It might not be a surprise, but hockey has struggled to survive in the desert heat. Coyotes Hockey owns and operates the Phoenix Coyotes professional hockey franchise, which plays host at Jobing.com Arena in the suburb of Glendale, Arizona. The team was originally known as the Winnipeg Jets and started playing in the fledgling World Hockey League in 1972. After joining the National Hockey League in 1979, the Jets moved to the Arizona desert in 1996. The NHL purchased the team out of bankruptcy in 2009 from a group led by trucking magnate Jerry Moyes, founder and owner of Swift Transportation, and hockey great Wayne Gretzky.
The Coyotes, like other professional sports clubs, depends on a large and passionate fan base in order to generate revenue through gate receipts, broadcasting fees, and merchandise sales. Unfortunately, hockey has failed to take root in the Arizona climate. Citing heavy losses and debt, the team's ownership took the unusual step of filing for bankruptcy in 2009 in an attempt to sell the franchise. Equally as rare in modern sports, the league's takeover of the Coyotes was part of an effort to save the franchise and keep it in Phoenix.
The NHL purchased the hockey club for $140 million, including almost $12 million for claims by unsecured creditors. It plans to operate the Coyotes for the 2009-10 season while searching for a new ownership group to take control and try and turn around the struggling team. It hopes to find investors who will want the team to remain in Glendale, but the NHL has not ruled out the possibility of moving the franchise to another market. The league's buyout mirrors Major League Baseball's acquisition of the Montreal Expos in 2002. That team later moved to Washington, DC, to become the Washington Nationals.

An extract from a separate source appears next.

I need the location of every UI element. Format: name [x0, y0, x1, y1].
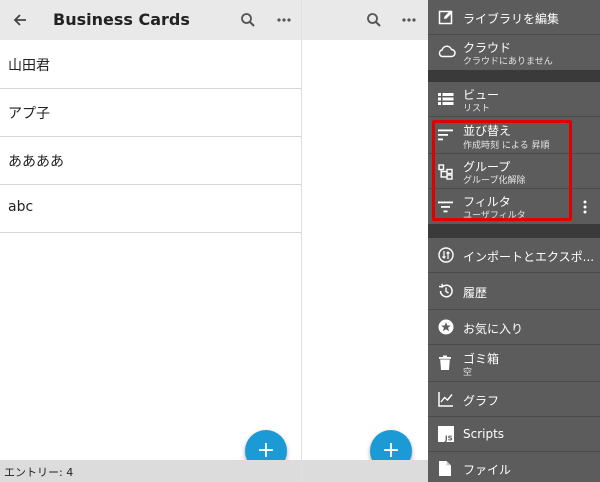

Under an original reorganization plan, Moyes and his partners had intended to sell the team to Canadian technology pioneer Jim Balsillie. The co-founder of BlackBerry maker Research in Motion (RIM) agreed to purchase the Coyotes for about $212 million with the understanding that he would be able to relocate the franchise to Ontario, Canada. The NHL's board of governors, however, turned down Balsillie's application to become an owner and the plan was rejected by a bankruptcy judge. Balsillie has had a long history of trying to acquire a hockey franchise, having made previous offers for both the Pittsburgh Penguins and the Nashville Predators.
Moyes and Gretzky (the Great One) became involved in the hockey franchise in 2001 when they joined with real estate developer Steve Ellman to purchase the Coyotes for $125 million. Ellman's involvement coincided with a larger deal that included not only the building of an arena for the Coyotes but also the surrounding Westgate City Center, a 223-acre mixed use real estate development. In 2006, Ellman and Moyes agreed to split their holdings, with Ellman taking control of Westgate City Center and Moyes retaining control over the Coyotes. Gretzky remained a minority partner in both ventures. That same year, Glendale Arena, the team's home ice since 2003, was renamed Jobing.com Arena after local online recruiting company Jobing.com agreed to a 10-year naming rights deal worth about $30 million.
Richard Burke and Steven Gluckstern originally bought the struggling Winnipeg Jets franchise in 1996 and moved it to Phoenix. Gluckstern later sold his share to Burke in 1998 and bought the New York Islanders (now owned by Charles Wang).